In your code, I think you just need a line like

```
audio.volume = Mathf.Pow(loudness, 1f / 0.67f)
```

…to get the result you want (1 / 0.67 is actually 1.493, by the way). This will also ensure that the volume is zero when the loudness is zero and one when the loudness is one. Pow is still a processor-hungry function, unfortunately.

Thanks, andeeee. I’ve definitely found a way to eliminate the necessity for the logarithm, but only because I stumbled across the following interesting property experimentally. Can someone give me a link to proof of this, so I can update the “Why this works” section on the wiki? I haven’t come across it yet elsewhere, but it definitely works for all the numbers I’ve thrown at it, and it’s exactly what I need to make the algorithm execute faster. Unfortunately, I’m just a guy who is interested in sound, not a mathematician.

a^log(b) = b^log(a)

First, given the definition of a logarithm you can define a as:

a = b^logb(a)

and b is likewise:

b = a^loga(b)

So taking one side of your equation and substituting the above identity for b, we get:

a^log10(b) = a^log10(a^loga(b))

The exponent inside the log can be brought outside to give us:

a^loga(b)*log10(a)

And since x^a*b = (x^a)^b, we can do this:

(a^loga(b))^log10(a)

and finally, substitute the part in parentheses with the identity of b again to give us this:

b^log10(a)

and we have equality!

That’s fantastic. May I include your proof in the wiki explanation? Is there some way you would like me to credit you?

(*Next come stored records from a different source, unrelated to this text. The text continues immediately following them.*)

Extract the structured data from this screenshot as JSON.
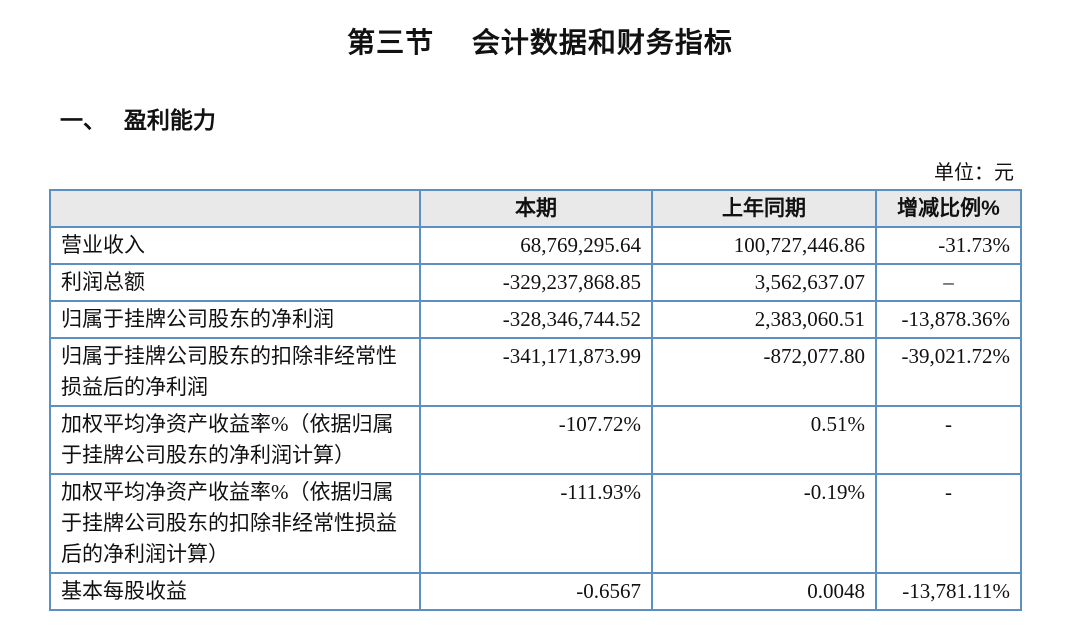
{
  "page": {
    "title": "第三节　 会计数据和财务指标",
    "section_heading": "一、　 盈利能力",
    "unit_label": "单位：元"
  },
  "table": {
    "colors": {
      "border": "#5f8fc0",
      "header_bg": "#e9e9e9"
    },
    "headers": {
      "blank": "",
      "current": "本期",
      "prior": "上年同期",
      "change": "增减比例%"
    },
    "rows": [
      {
        "label": "营业收入",
        "current": "68,769,295.64",
        "prior": "100,727,446.86",
        "change": "-31.73%"
      },
      {
        "label": "利润总额",
        "current": "-329,237,868.85",
        "prior": "3,562,637.07",
        "change": "–"
      },
      {
        "label": "归属于挂牌公司股东的净利润",
        "current": "-328,346,744.52",
        "prior": "2,383,060.51",
        "change": "-13,878.36%"
      },
      {
        "label": "归属于挂牌公司股东的扣除非经常性损益后的净利润",
        "current": "-341,171,873.99",
        "prior": "-872,077.80",
        "change": "-39,021.72%"
      },
      {
        "label": "加权平均净资产收益率%（依据归属于挂牌公司股东的净利润计算）",
        "current": "-107.72%",
        "prior": "0.51%",
        "change": "-"
      },
      {
        "label": "加权平均净资产收益率%（依据归属于挂牌公司股东的扣除非经常性损益后的净利润计算）",
        "current": "-111.93%",
        "prior": "-0.19%",
        "change": "-"
      },
      {
        "label": "基本每股收益",
        "current": "-0.6567",
        "prior": "0.0048",
        "change": "-13,781.11%"
      }
    ]
  }
}
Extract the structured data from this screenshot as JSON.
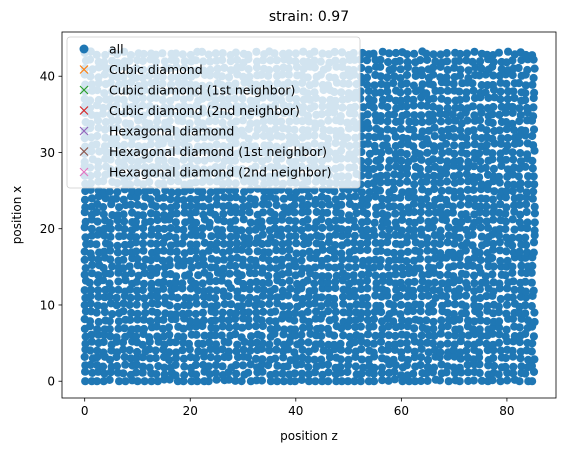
{
  "chart_data": {
    "type": "scatter",
    "title": "strain: 0.97",
    "xlabel": "position z",
    "ylabel": "position x",
    "xlim": [
      -4.3,
      89.3
    ],
    "ylim": [
      -2.2,
      45.8
    ],
    "xticks": [
      0,
      20,
      40,
      60,
      80
    ],
    "yticks": [
      0,
      10,
      20,
      30,
      40
    ],
    "grid": false,
    "legend_position": "top-left",
    "scatter_extent": {
      "x": [
        0,
        85.5
      ],
      "y": [
        0,
        43.6
      ]
    },
    "series": [
      {
        "name": "all",
        "marker": "circle",
        "color": "#1f77b4",
        "points": "dense"
      },
      {
        "name": "Cubic diamond",
        "marker": "x",
        "color": "#ff7f0e",
        "points": []
      },
      {
        "name": "Cubic diamond (1st neighbor)",
        "marker": "x",
        "color": "#2ca02c",
        "points": []
      },
      {
        "name": "Cubic diamond (2nd neighbor)",
        "marker": "x",
        "color": "#d62728",
        "points": []
      },
      {
        "name": "Hexagonal diamond",
        "marker": "x",
        "color": "#9467bd",
        "points": []
      },
      {
        "name": "Hexagonal diamond (1st neighbor)",
        "marker": "x",
        "color": "#8c564b",
        "points": []
      },
      {
        "name": "Hexagonal diamond (2nd neighbor)",
        "marker": "x",
        "color": "#e377c2",
        "points": []
      }
    ]
  }
}
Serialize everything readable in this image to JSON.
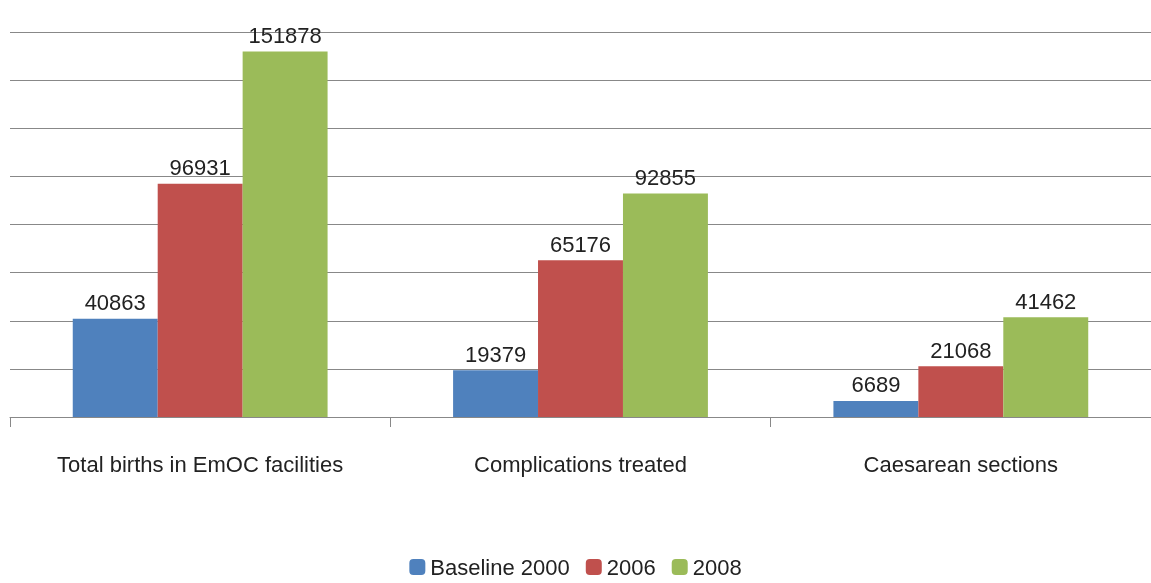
{
  "chart_data": {
    "type": "bar",
    "categories": [
      "Total births in EmOC facilities",
      "Complications treated",
      "Caesarean sections"
    ],
    "series": [
      {
        "name": "Baseline 2000",
        "color": "#4f81bd",
        "values": [
          40863,
          19379,
          6689
        ]
      },
      {
        "name": "2006",
        "color": "#c0504d",
        "values": [
          96931,
          65176,
          21068
        ]
      },
      {
        "name": "2008",
        "color": "#9bbb59",
        "values": [
          151878,
          92855,
          41462
        ]
      }
    ],
    "ylim": [
      0,
      160000
    ],
    "yticks": [
      {
        "value": 0,
        "label": null
      },
      {
        "value": 20000,
        "label": null
      },
      {
        "value": 40000,
        "label": null
      },
      {
        "value": 60000,
        "label": null
      },
      {
        "value": 80000,
        "label": null
      },
      {
        "value": 100000,
        "label": null
      },
      {
        "value": 120000,
        "label": null
      },
      {
        "value": 140000,
        "label": null
      },
      {
        "value": 160000,
        "label": null
      }
    ],
    "grid": "y",
    "legend": "bottom",
    "tick_labels": "x",
    "data_labels": true
  }
}
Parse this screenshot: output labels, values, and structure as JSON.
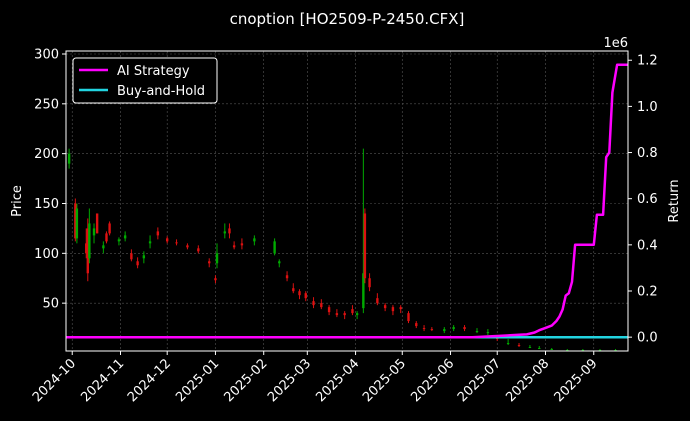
{
  "chart_data": {
    "type": "line",
    "title": "cnoption [HO2509-P-2450.CFX]",
    "ylabel_left": "Price",
    "ylabel_right": "Return",
    "right_axis_multiplier": "1e6",
    "x_tick_labels": [
      "2024-10",
      "2024-11",
      "2024-12",
      "2025-01",
      "2025-02",
      "2025-03",
      "2025-04",
      "2025-05",
      "2025-06",
      "2025-07",
      "2025-08",
      "2025-09"
    ],
    "x_tick_dates": [
      "2024-10-01",
      "2024-11-01",
      "2024-12-01",
      "2025-01-01",
      "2025-02-01",
      "2025-03-01",
      "2025-04-01",
      "2025-05-01",
      "2025-06-01",
      "2025-07-01",
      "2025-08-01",
      "2025-09-01"
    ],
    "x_range": [
      "2024-09-27",
      "2025-09-23"
    ],
    "y_left_ticks": [
      50,
      100,
      150,
      200,
      250,
      300
    ],
    "y_left_range": [
      2,
      303
    ],
    "y_right_ticks": [
      0.0,
      0.2,
      0.4,
      0.6,
      0.8,
      1.0,
      1.2
    ],
    "y_right_range": [
      -0.06,
      1.24
    ],
    "grid": true,
    "legend_position": "top-left",
    "colors": {
      "up": "#00aa00",
      "down": "#dd1111",
      "ai": "#ff00ff",
      "bh": "#22d4e0",
      "grid": "#555555"
    },
    "series": [
      {
        "name": "AI Strategy",
        "axis": "right",
        "color": "#ff00ff",
        "points": [
          [
            "2024-09-27",
            0.0
          ],
          [
            "2025-06-15",
            0.0
          ],
          [
            "2025-07-01",
            0.005
          ],
          [
            "2025-07-15",
            0.01
          ],
          [
            "2025-07-20",
            0.012
          ],
          [
            "2025-07-25",
            0.02
          ],
          [
            "2025-07-28",
            0.03
          ],
          [
            "2025-08-01",
            0.04
          ],
          [
            "2025-08-05",
            0.05
          ],
          [
            "2025-08-08",
            0.07
          ],
          [
            "2025-08-10",
            0.09
          ],
          [
            "2025-08-12",
            0.12
          ],
          [
            "2025-08-14",
            0.18
          ],
          [
            "2025-08-16",
            0.19
          ],
          [
            "2025-08-18",
            0.24
          ],
          [
            "2025-08-20",
            0.4
          ],
          [
            "2025-08-27",
            0.4
          ],
          [
            "2025-09-01",
            0.4
          ],
          [
            "2025-09-03",
            0.53
          ],
          [
            "2025-09-05",
            0.53
          ],
          [
            "2025-09-07",
            0.53
          ],
          [
            "2025-09-09",
            0.78
          ],
          [
            "2025-09-11",
            0.8
          ],
          [
            "2025-09-13",
            1.06
          ],
          [
            "2025-09-16",
            1.18
          ],
          [
            "2025-09-23",
            1.18
          ]
        ]
      },
      {
        "name": "Buy-and-Hold",
        "axis": "right",
        "color": "#22d4e0",
        "points": [
          [
            "2024-09-27",
            0.0
          ],
          [
            "2025-09-23",
            0.0
          ]
        ]
      }
    ],
    "candles": [
      [
        "2024-09-29",
        190,
        205,
        185,
        200
      ],
      [
        "2024-10-03",
        150,
        155,
        112,
        115
      ],
      [
        "2024-10-04",
        115,
        150,
        110,
        145
      ],
      [
        "2024-10-10",
        110,
        125,
        95,
        100
      ],
      [
        "2024-10-11",
        125,
        135,
        72,
        80
      ],
      [
        "2024-10-12",
        95,
        145,
        90,
        130
      ],
      [
        "2024-10-15",
        118,
        130,
        110,
        125
      ],
      [
        "2024-10-17",
        140,
        140,
        120,
        120
      ],
      [
        "2024-10-21",
        105,
        112,
        100,
        108
      ],
      [
        "2024-10-23",
        120,
        122,
        110,
        112
      ],
      [
        "2024-10-25",
        130,
        132,
        118,
        120
      ],
      [
        "2024-10-31",
        112,
        116,
        108,
        114
      ],
      [
        "2024-11-04",
        115,
        122,
        112,
        118
      ],
      [
        "2024-11-08",
        100,
        104,
        92,
        94
      ],
      [
        "2024-11-12",
        92,
        96,
        85,
        88
      ],
      [
        "2024-11-16",
        95,
        102,
        90,
        98
      ],
      [
        "2024-11-20",
        110,
        118,
        105,
        112
      ],
      [
        "2024-11-25",
        122,
        126,
        114,
        118
      ],
      [
        "2024-12-01",
        115,
        117,
        110,
        112
      ],
      [
        "2024-12-07",
        111,
        114,
        108,
        110
      ],
      [
        "2024-12-14",
        108,
        110,
        104,
        106
      ],
      [
        "2024-12-21",
        105,
        108,
        100,
        102
      ],
      [
        "2024-12-28",
        92,
        95,
        86,
        90
      ],
      [
        "2025-01-01",
        75,
        78,
        70,
        73
      ],
      [
        "2025-01-02",
        90,
        110,
        85,
        100
      ],
      [
        "2025-01-07",
        120,
        130,
        115,
        122
      ],
      [
        "2025-01-10",
        125,
        130,
        115,
        120
      ],
      [
        "2025-01-13",
        108,
        112,
        104,
        106
      ],
      [
        "2025-01-18",
        110,
        115,
        104,
        108
      ],
      [
        "2025-01-26",
        112,
        118,
        108,
        115
      ],
      [
        "2025-02-08",
        100,
        115,
        98,
        112
      ],
      [
        "2025-02-11",
        90,
        94,
        86,
        92
      ],
      [
        "2025-02-16",
        78,
        82,
        72,
        75
      ],
      [
        "2025-02-20",
        65,
        70,
        60,
        62
      ],
      [
        "2025-02-24",
        62,
        64,
        54,
        58
      ],
      [
        "2025-02-28",
        60,
        62,
        52,
        55
      ],
      [
        "2025-03-05",
        52,
        56,
        45,
        48
      ],
      [
        "2025-03-10",
        50,
        54,
        44,
        46
      ],
      [
        "2025-03-15",
        46,
        48,
        38,
        41
      ],
      [
        "2025-03-20",
        40,
        44,
        36,
        38
      ],
      [
        "2025-03-25",
        40,
        42,
        34,
        38
      ],
      [
        "2025-03-30",
        44,
        48,
        38,
        40
      ],
      [
        "2025-04-02",
        38,
        42,
        34,
        40
      ],
      [
        "2025-04-06",
        45,
        205,
        40,
        80
      ],
      [
        "2025-04-07",
        140,
        145,
        70,
        75
      ],
      [
        "2025-04-10",
        75,
        80,
        62,
        66
      ],
      [
        "2025-04-15",
        55,
        60,
        48,
        50
      ],
      [
        "2025-04-20",
        48,
        50,
        42,
        45
      ],
      [
        "2025-04-25",
        46,
        48,
        38,
        42
      ],
      [
        "2025-04-30",
        46,
        48,
        40,
        44
      ],
      [
        "2025-05-05",
        40,
        42,
        30,
        32
      ],
      [
        "2025-05-10",
        30,
        32,
        25,
        27
      ],
      [
        "2025-05-15",
        25,
        28,
        22,
        24
      ],
      [
        "2025-05-20",
        24,
        26,
        22,
        23
      ],
      [
        "2025-05-28",
        22,
        26,
        20,
        24
      ],
      [
        "2025-06-03",
        24,
        28,
        22,
        26
      ],
      [
        "2025-06-10",
        26,
        28,
        22,
        24
      ],
      [
        "2025-06-18",
        22,
        25,
        20,
        22
      ],
      [
        "2025-06-25",
        20,
        24,
        18,
        21
      ],
      [
        "2025-07-01",
        16,
        18,
        12,
        14
      ],
      [
        "2025-07-08",
        10,
        14,
        8,
        10
      ],
      [
        "2025-07-15",
        8,
        10,
        6,
        7
      ],
      [
        "2025-07-22",
        6,
        8,
        5,
        6
      ],
      [
        "2025-07-28",
        5,
        7,
        4,
        5
      ],
      [
        "2025-08-05",
        4,
        5,
        3,
        4
      ],
      [
        "2025-08-15",
        3,
        4,
        2,
        3
      ],
      [
        "2025-08-25",
        3,
        4,
        2,
        3
      ],
      [
        "2025-09-05",
        3,
        4,
        2,
        3
      ],
      [
        "2025-09-15",
        3,
        4,
        2,
        3
      ]
    ]
  }
}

Of course you’re free to include it, mathematical concepts aren’t copyrighted, after all. :lol:

If you want to credit me though, that’s cool too. Screen name or real name (David Huntrods), however you see fit. Just glad I could help - gave me a chance to dust off a few neurons, too.

Thanks again, guys. Here are the fruits of my labor, as of late. Please let me know if you have any suggestions for improvement.

Great work, Jessy! Should come in very handy for more audio-intensive work!